There is also a drive for more professionalism among hosts. Airbnb now lets hosts sell tours and activities. Chip Conley, the new “Head of Global Hospitality” for Airbnb, hired from the hotel industry, said in a September 2013 interview:
We’ll be introducing nine minimum standards around what we expect an Airbnb experience to be, whether it’s related to cleanliness or the basic amenities you expect, which is not currently the case. The idea that we create some amenities that you should expect — clean towels, clean sheets — that’s important.
In short, Airbnb is abandoning the idea that peer-to-peer reputation systems can solve the problem of trust, is moving away from the casual “air bed” mentality that gave it its name, and is resorting to traditional centralized systems of enforced minimum standards, documentary verification, and so on.
While the “sharing economy” is being pulled ever farther from actual sharing, it might not be a completely lost cause. These ventures could take actions that might help to restore some semblance of credibility to the “sharing economy” name. Ridesharing companies could limit income to remove insurance liability and taxation issues. For example, BlaBlaCar limits the money that any driver can earn on one ride so that it never exceeds the cost of the trip: this means the money is costsharing and not income, and so removes taxation issues and insurance clauses that forbid commercial use of a car.
Airbnb could limit hosts with multiple listings on their site. It’s difficult to keep up the image of occasional artisan renters when there are hosts called NY Furnished Rentals with over 200 listings on the site, and when “the top 40 Airbnb hosts in New York have each grossed at least $400,000 over the past three years.”
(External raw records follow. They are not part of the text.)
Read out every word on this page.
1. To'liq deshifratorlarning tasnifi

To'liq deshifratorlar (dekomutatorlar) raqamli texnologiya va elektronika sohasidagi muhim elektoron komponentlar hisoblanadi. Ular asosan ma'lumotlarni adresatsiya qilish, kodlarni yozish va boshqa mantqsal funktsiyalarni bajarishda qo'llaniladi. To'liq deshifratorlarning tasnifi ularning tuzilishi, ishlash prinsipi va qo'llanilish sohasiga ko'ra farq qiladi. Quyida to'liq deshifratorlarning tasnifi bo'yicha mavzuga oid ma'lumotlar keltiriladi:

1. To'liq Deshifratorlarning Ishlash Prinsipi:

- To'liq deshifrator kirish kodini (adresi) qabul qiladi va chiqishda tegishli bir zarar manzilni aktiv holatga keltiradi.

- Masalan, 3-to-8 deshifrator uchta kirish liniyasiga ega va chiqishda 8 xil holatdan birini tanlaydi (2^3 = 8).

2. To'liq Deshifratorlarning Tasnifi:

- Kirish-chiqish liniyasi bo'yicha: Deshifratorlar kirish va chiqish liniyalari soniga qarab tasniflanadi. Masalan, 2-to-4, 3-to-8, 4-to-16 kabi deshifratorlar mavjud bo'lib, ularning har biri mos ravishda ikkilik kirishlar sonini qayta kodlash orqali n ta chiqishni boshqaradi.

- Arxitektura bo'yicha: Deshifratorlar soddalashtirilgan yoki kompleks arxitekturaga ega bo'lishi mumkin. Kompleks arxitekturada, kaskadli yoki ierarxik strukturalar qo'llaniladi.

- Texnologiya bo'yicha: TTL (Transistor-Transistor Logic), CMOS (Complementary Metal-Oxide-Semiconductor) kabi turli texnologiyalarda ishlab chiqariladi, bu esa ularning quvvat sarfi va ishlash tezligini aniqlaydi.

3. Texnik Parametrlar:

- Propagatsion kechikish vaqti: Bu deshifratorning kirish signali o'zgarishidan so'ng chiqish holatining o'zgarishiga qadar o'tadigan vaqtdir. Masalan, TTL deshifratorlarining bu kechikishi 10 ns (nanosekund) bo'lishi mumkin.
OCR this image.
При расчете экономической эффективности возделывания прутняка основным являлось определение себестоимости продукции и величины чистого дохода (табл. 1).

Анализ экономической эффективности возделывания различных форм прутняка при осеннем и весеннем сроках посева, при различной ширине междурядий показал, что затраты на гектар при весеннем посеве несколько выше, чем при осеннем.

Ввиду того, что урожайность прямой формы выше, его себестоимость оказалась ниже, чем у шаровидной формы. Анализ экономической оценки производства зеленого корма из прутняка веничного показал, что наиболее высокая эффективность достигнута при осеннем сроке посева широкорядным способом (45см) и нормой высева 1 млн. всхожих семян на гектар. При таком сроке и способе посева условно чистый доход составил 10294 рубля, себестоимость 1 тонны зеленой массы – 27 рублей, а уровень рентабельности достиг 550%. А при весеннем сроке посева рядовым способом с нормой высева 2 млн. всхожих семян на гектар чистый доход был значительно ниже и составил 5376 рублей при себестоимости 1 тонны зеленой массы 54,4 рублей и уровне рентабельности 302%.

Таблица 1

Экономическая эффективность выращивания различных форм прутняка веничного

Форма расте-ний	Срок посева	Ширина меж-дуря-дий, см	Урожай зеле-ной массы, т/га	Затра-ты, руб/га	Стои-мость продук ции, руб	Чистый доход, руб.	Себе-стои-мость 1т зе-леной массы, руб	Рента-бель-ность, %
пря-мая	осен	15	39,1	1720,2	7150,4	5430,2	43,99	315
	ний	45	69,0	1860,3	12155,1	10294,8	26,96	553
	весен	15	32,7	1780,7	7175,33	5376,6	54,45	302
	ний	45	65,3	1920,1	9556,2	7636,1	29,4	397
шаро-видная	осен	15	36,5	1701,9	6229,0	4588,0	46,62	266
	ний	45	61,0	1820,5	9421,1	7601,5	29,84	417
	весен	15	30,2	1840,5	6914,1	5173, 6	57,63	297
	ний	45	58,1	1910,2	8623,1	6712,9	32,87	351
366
At the very least, Airbnb can make the rules clear for their hosts, many of whom are confused about who qualify as “amazing people with kind hearts” and who are “unscrupulous slumlords [making] a quick buck.” They could also stop burying cautions in a 10,000-word terms-of-service contract that takes half an hour to read, carefully limiting the company’s liability.
In a spirit of collaboration, if they are genuinely concerned about New York tenants, Airbnb could work with tenants’ associations and other providers. If Lyft and Uber are actually interested in the welfare of drivers, they could work with taxi driver unions such as the New York Taxi Workers Alliance. (Oh, and stop taking their own drivers’ tips.)
Finally, there is the petition-organizing, council-lobbying group Peers. Until now, its efforts have all been in support of the VC-funded heavyweights: Airbnb and the new transit corporations. As sharing economy companies move away from sharing to a new model of piecework they need to re-investigate their own principles. A good start might be to provide a set of principles that “sharing economy” organizations would have to adopt to partner with the organization — something like the co-operative movements Rochdale Principles, few of which are compatible with the privately-owned, centralized sites that characterize the industry.
The chances of the adoption of any of these recommendations are slim. Taking a modest supporting role in reviving the supposed spirit of the sharing economy is incompatible with the hubris of leading large companies, and most of these suggestions would compromise the revenue growth that investors are looking for.
The “sharing economy” has seen a rapid slide away from collaborative sharing towards further deregulated and precarious employment — the direct consequence of venture capital funding and the growth imperatives that come with that money. Such a project won’t bring us any closer to the more equitable society we want to see any time soon.